Transcriptional control of the factor IX gene: analysis of five cis- acting elements and the deleterious effects of naturally occurring hemophilia B Leyden mutations

Abstract

Abstract Hemophilia B Leyden is a rare form of inherited factor IX deficiency in which patients experience spontaneous postpubertal recovery of factor IX levels. The mutations resulting in this disorder are localized in a 40-nucleotide region encompassing the major transcriptional start site for factor IX. Here we report the further characterization of five cis- acting elements in the factor IX promoter and the effects on protein binding and transcriptional activation of five Leyden mutations (at nucleotides +13, -5, -6, -20, and -26) that occur within the proximal three elements (sites 1 through 3).

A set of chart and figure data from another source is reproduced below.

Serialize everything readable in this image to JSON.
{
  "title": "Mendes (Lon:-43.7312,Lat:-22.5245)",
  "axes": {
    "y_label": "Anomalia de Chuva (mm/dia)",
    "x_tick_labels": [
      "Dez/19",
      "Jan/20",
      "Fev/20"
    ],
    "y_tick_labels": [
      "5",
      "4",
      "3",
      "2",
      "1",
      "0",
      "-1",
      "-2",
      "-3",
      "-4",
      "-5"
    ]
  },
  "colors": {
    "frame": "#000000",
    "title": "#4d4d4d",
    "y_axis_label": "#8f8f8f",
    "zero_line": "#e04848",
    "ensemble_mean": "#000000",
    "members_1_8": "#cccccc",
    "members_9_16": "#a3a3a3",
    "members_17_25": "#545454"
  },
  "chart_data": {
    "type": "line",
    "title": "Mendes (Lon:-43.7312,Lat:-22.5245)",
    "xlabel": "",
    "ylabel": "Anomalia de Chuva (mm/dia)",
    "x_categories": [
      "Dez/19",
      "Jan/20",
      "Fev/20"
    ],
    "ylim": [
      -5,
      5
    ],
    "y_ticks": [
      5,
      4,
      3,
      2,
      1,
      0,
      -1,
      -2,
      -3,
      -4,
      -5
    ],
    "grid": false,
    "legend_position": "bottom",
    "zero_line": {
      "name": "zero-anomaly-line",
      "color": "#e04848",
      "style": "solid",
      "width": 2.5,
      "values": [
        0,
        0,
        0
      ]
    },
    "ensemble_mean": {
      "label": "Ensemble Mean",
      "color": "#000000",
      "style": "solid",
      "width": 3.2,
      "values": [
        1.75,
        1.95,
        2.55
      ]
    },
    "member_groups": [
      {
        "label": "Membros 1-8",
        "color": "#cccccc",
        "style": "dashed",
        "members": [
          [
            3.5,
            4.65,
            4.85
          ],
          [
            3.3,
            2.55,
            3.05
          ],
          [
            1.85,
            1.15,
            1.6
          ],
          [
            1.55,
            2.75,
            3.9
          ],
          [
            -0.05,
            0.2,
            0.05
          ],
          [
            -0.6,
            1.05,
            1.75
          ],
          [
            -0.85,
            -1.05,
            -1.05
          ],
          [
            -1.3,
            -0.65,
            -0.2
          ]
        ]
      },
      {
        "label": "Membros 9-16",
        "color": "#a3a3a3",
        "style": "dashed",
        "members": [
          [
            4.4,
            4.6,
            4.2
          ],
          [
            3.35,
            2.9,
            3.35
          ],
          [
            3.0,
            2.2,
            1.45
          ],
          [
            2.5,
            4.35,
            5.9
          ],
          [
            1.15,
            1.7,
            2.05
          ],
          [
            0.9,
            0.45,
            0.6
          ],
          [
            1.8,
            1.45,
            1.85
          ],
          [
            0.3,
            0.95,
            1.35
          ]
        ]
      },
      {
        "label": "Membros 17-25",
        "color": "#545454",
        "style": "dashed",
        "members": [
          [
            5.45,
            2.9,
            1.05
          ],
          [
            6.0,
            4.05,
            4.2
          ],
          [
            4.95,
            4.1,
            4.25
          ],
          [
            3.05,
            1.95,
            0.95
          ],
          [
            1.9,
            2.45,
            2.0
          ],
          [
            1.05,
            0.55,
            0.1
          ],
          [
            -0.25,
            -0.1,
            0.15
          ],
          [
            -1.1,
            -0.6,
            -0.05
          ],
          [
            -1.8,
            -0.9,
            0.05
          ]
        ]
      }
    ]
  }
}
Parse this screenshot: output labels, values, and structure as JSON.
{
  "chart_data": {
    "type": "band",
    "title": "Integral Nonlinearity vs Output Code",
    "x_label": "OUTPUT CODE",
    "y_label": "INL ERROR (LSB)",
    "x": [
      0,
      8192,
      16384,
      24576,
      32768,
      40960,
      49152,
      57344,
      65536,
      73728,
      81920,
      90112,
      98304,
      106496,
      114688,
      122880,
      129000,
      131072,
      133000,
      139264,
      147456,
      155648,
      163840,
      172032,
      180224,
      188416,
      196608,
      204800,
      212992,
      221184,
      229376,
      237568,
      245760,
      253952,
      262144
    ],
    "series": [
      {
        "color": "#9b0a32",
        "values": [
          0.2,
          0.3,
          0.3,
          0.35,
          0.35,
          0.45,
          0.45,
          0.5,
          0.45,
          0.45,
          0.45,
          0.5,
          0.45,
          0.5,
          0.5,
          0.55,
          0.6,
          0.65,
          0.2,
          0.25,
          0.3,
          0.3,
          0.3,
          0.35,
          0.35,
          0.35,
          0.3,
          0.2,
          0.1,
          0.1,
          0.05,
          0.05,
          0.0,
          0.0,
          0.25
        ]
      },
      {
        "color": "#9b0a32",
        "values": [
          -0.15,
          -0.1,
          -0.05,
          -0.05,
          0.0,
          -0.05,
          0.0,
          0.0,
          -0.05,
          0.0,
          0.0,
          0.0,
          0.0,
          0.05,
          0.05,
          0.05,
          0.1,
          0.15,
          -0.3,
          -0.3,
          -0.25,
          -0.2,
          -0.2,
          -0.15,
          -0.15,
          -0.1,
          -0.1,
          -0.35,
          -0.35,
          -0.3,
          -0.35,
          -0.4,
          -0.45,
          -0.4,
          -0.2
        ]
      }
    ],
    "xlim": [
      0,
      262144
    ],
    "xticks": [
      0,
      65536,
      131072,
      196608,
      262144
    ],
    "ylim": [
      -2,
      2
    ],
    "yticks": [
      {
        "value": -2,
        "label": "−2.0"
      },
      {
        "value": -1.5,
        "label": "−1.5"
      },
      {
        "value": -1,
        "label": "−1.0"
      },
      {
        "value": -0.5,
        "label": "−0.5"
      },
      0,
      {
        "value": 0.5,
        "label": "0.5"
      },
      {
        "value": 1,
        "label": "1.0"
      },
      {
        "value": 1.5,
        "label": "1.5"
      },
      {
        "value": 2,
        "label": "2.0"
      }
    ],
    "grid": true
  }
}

Bandshift studies using nuclear extracts from four different rat tissues have shown that at least some of the proteins binding to each of the five sites are ubiquitous in nature. The pattern of DNA binding at site 1 suggests that this element plays an important role in mediating the liver-specific expression of factor IX. Additional studies with liver nuclear extracts obtained at several different points in development have shown an increase in DNA binding at sites 1, 4, and 5 between 1 day and 1 week. Using DNase I footprint analysis and competition bandshift studies, we have shown that the binding of nuclear proteins to each of the mutant sites is disrupted to a variable extent. There appears to be some, although reduced, protein binding to all of the mutant oligonucleotides apart from the -26 mutant. In vitro transcription assays have shown that each of the mutations reduces the global proximal promoter activity by approximately 40%. Two double mutant promoters did not show any additional downregulation in the in vitro transcription assay. In experiments designed to assess the relative transcriptional activity mediated from each of the five sites independently, we have tested artificial homopolymer promoters of each site in the in vitro transcription assay. These studies show that sites 4 and 5 are the strongest activators and that transactivation from site 5 is further enhanced by the albumin D site-binding protein. In summary, these investigations show deleterious effects of each of the Leyden mutations tested on the binding of trans-acting factors and also show disruption of transcriptional activation in a functional in vitro transcription assay. Our results also show that cis-acting elements 4 and 5 are the principal activators of this locus.